EUR Gains Capped Below 1.3150 All Week
GBP – Busy Week Ahead Filled with Key Data
NZD – Slips Sharply as Longs Unwind
CAD – Bank of Canada Meets Next Week
AUD – Ton of Chinese Data Ahead
JPY – BoJ Buying Disappoints

Will Euro, USDJPY Top Out or Take Out Key Levels Next Week?

This has been a very good week to be long stocks and high carry currencies but disappointing U.S. data snapped the rallies. FX traders took profits on their long USD/JPY, AUD/USD and NZD/USD trades while the EUR/USD and GBP/USD, two currency pairs that did not see as much demand over the past month quietly consolidated. We needed unambiguously positive U.S. economic data today for investors to be willing to take on more risk and drive the EUR/USD and USD/JPY higher but unfortunately it did not deliver. With these 2 currency pairs failing at key levels (1.3150 for EUR/USD and 100 for USD/JPY) and stocks possibly turning lower in the week ahead off of today’s data, many traders are now wondering whether this marks a top in both pairs.

Taking a look at next week’s global economic calendar, there is a lot of data scheduled for release but only a handful can trigger big moves in EUR/USD and USD/JPY. Reports such as consumer prices, housing starts, industrial production and the Philly Fed survey are interesting but not a game changer for the U.S. dollar.

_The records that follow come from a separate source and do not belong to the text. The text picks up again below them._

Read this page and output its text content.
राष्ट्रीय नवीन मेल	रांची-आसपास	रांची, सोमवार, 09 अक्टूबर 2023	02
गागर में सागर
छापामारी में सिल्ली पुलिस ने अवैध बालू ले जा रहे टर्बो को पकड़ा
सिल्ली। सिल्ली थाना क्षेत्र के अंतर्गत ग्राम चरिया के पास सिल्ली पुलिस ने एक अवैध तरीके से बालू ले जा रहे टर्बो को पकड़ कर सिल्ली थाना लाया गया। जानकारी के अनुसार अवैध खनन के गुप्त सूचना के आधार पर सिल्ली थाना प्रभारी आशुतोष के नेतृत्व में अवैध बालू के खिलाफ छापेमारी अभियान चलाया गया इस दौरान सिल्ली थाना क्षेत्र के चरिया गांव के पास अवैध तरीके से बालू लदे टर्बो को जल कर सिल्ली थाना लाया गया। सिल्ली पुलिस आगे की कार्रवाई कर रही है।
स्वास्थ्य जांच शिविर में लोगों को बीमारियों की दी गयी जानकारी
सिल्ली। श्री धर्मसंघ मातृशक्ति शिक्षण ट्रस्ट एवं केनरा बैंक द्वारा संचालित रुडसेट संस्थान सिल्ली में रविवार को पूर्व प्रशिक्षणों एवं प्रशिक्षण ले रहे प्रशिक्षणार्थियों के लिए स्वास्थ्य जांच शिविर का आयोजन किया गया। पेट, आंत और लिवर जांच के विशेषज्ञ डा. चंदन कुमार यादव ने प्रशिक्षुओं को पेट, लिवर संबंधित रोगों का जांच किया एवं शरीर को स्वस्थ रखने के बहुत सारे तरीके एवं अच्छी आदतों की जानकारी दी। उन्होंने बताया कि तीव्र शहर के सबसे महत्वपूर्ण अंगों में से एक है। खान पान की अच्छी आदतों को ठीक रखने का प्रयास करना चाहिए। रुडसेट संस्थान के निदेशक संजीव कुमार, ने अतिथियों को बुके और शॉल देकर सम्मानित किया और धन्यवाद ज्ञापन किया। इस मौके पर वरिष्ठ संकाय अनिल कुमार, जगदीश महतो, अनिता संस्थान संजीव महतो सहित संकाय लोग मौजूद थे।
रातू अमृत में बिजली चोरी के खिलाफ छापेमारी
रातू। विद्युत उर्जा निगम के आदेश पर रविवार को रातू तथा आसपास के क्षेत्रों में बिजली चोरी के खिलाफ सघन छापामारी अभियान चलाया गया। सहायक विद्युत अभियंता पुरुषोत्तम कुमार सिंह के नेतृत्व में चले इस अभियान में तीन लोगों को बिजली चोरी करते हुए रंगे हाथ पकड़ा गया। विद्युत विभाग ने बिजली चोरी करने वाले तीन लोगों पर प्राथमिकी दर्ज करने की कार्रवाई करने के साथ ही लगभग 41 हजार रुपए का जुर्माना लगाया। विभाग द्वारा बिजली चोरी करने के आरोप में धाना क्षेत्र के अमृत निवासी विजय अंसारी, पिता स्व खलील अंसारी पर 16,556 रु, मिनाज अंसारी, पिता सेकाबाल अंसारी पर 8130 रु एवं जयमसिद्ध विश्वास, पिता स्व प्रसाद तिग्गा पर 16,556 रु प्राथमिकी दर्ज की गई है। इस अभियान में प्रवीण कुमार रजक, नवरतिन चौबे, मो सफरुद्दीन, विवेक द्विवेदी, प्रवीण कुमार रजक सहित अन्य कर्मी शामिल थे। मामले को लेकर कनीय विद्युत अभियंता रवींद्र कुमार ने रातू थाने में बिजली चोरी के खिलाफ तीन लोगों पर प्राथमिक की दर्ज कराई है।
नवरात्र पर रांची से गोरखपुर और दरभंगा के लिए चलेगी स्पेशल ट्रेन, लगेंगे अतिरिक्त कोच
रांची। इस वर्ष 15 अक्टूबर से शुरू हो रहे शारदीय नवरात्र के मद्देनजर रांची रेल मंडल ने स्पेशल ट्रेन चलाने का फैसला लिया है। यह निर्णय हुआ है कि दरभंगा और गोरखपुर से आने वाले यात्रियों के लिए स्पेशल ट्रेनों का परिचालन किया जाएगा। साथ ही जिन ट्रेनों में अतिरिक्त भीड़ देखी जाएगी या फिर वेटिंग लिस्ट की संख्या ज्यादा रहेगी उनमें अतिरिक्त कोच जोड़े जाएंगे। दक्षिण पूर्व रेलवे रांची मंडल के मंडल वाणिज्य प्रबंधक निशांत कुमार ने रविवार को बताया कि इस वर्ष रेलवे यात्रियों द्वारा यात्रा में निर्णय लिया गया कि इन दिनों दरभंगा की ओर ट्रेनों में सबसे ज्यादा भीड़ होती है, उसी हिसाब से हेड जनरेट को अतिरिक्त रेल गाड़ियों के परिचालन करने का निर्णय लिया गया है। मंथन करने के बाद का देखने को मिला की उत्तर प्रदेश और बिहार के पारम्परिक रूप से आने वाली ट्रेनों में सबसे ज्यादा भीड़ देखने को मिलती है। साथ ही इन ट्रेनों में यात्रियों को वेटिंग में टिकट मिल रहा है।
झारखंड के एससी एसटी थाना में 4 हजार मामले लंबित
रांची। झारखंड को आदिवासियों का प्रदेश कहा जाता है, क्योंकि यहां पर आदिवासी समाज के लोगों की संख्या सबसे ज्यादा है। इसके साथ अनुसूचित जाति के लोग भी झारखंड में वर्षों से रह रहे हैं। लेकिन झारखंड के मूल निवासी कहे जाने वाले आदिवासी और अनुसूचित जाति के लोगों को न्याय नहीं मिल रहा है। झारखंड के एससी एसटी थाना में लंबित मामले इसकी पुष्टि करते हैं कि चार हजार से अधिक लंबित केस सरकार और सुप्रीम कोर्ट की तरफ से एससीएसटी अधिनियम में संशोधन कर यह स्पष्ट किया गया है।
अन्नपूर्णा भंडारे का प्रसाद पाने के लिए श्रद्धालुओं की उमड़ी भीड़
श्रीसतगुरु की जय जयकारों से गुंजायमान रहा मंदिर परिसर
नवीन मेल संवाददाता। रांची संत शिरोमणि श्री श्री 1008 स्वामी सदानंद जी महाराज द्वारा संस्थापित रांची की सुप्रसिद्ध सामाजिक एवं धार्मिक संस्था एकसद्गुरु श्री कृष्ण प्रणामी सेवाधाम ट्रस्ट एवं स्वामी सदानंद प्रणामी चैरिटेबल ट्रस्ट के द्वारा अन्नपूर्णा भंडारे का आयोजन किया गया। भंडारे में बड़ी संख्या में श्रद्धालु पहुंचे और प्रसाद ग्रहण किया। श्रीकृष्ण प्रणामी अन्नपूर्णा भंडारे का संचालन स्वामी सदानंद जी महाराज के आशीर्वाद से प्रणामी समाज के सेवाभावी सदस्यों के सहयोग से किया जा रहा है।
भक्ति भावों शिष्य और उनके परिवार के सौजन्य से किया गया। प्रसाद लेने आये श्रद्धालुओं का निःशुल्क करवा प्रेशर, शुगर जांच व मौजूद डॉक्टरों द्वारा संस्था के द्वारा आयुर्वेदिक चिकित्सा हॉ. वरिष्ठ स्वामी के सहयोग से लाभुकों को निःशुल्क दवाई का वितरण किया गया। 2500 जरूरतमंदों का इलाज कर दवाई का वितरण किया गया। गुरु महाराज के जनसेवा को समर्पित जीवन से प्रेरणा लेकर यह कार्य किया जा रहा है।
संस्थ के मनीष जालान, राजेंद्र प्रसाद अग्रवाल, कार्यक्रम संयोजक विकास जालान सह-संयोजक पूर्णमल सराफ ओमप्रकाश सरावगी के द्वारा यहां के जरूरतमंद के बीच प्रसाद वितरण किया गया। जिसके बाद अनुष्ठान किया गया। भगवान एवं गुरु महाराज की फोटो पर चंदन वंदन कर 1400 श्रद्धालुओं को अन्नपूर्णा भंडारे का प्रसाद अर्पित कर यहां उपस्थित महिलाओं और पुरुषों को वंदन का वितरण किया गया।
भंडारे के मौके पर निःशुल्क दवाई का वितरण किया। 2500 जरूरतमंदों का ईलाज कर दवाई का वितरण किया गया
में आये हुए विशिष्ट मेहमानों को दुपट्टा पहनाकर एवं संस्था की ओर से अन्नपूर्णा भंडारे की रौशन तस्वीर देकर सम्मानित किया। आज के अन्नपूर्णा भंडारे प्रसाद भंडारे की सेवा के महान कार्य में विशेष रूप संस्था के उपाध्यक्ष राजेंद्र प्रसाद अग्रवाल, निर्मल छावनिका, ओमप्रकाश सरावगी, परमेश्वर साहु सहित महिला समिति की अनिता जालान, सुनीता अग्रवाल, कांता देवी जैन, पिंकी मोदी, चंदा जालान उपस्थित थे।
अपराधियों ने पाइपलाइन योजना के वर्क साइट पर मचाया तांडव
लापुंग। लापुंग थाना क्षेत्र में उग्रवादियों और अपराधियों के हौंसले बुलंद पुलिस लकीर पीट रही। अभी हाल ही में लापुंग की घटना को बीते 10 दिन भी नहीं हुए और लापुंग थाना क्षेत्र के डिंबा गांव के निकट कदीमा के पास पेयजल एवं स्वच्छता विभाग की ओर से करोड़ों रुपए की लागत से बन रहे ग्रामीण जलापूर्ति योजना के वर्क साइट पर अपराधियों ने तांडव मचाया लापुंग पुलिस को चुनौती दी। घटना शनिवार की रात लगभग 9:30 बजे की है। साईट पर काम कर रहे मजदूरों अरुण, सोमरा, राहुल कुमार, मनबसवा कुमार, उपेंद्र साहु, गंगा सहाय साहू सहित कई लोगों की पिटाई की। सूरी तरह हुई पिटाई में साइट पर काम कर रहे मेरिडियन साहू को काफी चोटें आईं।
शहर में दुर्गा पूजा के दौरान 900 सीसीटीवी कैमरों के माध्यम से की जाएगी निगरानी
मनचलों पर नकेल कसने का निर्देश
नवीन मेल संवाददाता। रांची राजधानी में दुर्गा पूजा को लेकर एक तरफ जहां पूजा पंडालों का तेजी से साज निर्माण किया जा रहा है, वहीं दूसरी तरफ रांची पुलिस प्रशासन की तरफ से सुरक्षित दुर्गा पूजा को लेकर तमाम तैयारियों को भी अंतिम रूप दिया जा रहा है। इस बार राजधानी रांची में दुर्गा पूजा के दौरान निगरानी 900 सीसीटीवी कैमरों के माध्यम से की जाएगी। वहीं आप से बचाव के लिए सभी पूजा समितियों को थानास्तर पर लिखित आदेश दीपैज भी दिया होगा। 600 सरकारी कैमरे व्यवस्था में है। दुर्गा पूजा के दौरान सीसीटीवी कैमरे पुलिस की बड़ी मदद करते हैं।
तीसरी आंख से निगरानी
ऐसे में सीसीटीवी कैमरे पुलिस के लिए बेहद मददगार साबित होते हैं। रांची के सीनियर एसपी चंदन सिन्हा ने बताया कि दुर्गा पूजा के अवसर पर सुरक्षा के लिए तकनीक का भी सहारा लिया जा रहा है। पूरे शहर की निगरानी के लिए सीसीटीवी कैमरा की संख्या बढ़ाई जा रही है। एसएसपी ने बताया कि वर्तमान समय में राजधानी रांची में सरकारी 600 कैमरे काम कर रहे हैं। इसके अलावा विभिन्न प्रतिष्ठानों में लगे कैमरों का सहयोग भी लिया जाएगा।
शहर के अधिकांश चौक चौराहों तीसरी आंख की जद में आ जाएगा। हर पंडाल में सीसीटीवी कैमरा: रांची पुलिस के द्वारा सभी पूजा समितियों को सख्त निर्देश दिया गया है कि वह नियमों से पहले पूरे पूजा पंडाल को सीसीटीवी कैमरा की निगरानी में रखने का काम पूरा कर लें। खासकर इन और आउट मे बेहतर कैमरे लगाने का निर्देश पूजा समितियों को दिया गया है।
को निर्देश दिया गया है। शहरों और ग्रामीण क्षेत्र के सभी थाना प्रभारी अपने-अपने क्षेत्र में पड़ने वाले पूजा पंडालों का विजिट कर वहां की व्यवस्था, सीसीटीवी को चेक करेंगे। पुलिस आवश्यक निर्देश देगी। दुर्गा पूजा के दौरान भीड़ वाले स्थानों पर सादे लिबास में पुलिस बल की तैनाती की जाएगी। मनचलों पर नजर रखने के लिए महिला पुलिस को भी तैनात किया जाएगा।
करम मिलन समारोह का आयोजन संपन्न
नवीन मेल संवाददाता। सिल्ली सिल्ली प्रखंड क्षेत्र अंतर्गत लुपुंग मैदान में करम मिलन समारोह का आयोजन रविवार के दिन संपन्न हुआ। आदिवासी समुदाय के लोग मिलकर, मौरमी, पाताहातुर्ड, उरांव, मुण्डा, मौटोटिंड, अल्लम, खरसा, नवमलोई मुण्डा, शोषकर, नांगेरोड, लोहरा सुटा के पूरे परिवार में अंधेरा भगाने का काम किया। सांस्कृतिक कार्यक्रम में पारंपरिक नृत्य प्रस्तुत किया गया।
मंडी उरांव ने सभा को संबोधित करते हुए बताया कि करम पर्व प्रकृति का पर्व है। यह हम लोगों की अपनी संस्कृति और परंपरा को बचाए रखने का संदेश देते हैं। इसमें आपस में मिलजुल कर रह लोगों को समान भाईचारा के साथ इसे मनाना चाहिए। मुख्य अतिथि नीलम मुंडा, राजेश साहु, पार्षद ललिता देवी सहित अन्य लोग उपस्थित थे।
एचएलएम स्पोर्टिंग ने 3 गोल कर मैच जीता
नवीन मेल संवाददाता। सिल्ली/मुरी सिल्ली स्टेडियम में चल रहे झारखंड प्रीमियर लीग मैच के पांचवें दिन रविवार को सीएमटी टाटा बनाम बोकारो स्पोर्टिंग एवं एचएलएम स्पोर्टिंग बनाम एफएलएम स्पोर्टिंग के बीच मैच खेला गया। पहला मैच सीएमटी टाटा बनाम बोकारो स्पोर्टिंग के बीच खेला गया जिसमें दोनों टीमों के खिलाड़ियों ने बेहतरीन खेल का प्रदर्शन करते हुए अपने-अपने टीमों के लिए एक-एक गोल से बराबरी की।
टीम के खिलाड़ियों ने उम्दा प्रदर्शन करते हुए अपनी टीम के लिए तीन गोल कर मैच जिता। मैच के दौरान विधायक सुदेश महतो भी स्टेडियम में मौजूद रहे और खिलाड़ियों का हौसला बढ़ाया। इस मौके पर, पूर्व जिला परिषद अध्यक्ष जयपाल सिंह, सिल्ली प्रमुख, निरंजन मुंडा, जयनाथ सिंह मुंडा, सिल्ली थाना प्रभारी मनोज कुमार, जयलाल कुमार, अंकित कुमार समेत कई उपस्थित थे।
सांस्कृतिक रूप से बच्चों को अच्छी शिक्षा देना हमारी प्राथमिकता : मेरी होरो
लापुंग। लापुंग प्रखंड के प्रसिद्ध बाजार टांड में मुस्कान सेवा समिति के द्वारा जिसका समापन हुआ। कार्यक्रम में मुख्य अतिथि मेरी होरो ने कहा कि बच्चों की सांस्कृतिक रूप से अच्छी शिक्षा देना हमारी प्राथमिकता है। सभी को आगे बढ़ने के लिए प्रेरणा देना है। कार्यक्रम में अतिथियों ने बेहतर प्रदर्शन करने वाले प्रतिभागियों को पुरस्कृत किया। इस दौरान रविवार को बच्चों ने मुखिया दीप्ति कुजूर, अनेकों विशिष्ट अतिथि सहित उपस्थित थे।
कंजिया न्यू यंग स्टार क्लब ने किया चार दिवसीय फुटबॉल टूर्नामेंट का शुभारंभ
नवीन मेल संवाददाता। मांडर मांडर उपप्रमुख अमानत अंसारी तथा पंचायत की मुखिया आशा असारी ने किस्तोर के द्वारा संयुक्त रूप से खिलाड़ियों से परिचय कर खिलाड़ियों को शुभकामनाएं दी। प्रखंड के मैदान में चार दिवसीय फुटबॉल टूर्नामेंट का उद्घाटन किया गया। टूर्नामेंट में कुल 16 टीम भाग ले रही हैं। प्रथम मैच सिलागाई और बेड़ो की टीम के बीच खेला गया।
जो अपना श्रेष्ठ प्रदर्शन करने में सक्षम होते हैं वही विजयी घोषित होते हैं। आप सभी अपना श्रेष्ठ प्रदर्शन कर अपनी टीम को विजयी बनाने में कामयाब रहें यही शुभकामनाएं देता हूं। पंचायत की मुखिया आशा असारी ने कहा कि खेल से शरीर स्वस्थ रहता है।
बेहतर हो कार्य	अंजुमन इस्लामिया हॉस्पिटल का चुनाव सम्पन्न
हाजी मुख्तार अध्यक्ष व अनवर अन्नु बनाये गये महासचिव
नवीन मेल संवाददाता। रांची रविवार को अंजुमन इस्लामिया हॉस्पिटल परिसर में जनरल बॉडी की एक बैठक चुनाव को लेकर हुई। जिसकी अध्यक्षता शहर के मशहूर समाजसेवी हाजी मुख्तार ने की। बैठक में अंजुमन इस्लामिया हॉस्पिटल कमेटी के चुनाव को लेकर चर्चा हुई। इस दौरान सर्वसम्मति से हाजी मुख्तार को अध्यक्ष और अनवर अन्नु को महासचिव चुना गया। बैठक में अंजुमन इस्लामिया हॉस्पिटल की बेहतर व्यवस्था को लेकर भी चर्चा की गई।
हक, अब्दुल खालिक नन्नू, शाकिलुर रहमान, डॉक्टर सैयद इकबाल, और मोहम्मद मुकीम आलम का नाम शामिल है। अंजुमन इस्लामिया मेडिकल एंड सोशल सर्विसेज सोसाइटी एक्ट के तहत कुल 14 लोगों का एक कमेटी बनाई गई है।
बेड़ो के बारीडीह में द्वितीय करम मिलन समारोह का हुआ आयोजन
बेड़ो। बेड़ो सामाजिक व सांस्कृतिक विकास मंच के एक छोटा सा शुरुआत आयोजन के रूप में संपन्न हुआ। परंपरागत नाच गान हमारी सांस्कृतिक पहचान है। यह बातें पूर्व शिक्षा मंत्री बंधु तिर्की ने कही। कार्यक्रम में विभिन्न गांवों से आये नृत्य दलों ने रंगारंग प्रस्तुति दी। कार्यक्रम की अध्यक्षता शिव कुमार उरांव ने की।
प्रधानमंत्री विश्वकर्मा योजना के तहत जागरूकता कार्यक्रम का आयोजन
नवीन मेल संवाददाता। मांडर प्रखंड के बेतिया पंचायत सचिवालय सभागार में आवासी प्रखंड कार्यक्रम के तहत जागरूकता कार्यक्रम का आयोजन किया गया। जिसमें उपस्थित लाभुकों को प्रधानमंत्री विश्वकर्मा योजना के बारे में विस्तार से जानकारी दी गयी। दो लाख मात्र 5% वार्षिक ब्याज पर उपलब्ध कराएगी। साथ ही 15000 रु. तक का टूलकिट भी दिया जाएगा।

Instead, the main release that we are watching is the Beige Book report, which may provide additional clues on whether the labor market and consumer spending has become a fresh headache for the Fed. We will also be listening to all of the speeches delivered by U.S. policy makers next week to see if they have share FOMC voter Bullard’s nonchalant attitude about the latest jobs number. If concerns created by the decline in retail sales and slowdown in job growth is not reflected in the Beige Book or Fed speeches, the optimism could renew the rally in the EUR/USD and USD/JPY. However we doubt that Fed officials will be unilaterally optimistic and as such believe that more consolidation and profit taking could occur in these pairs before key levels are broken. Aside from U.S. data, the German ZEW survey is also worth watching along with Sunday’s Chinese Q1 GDP numbers. Strong growth in the first quarter could boost risk appetite.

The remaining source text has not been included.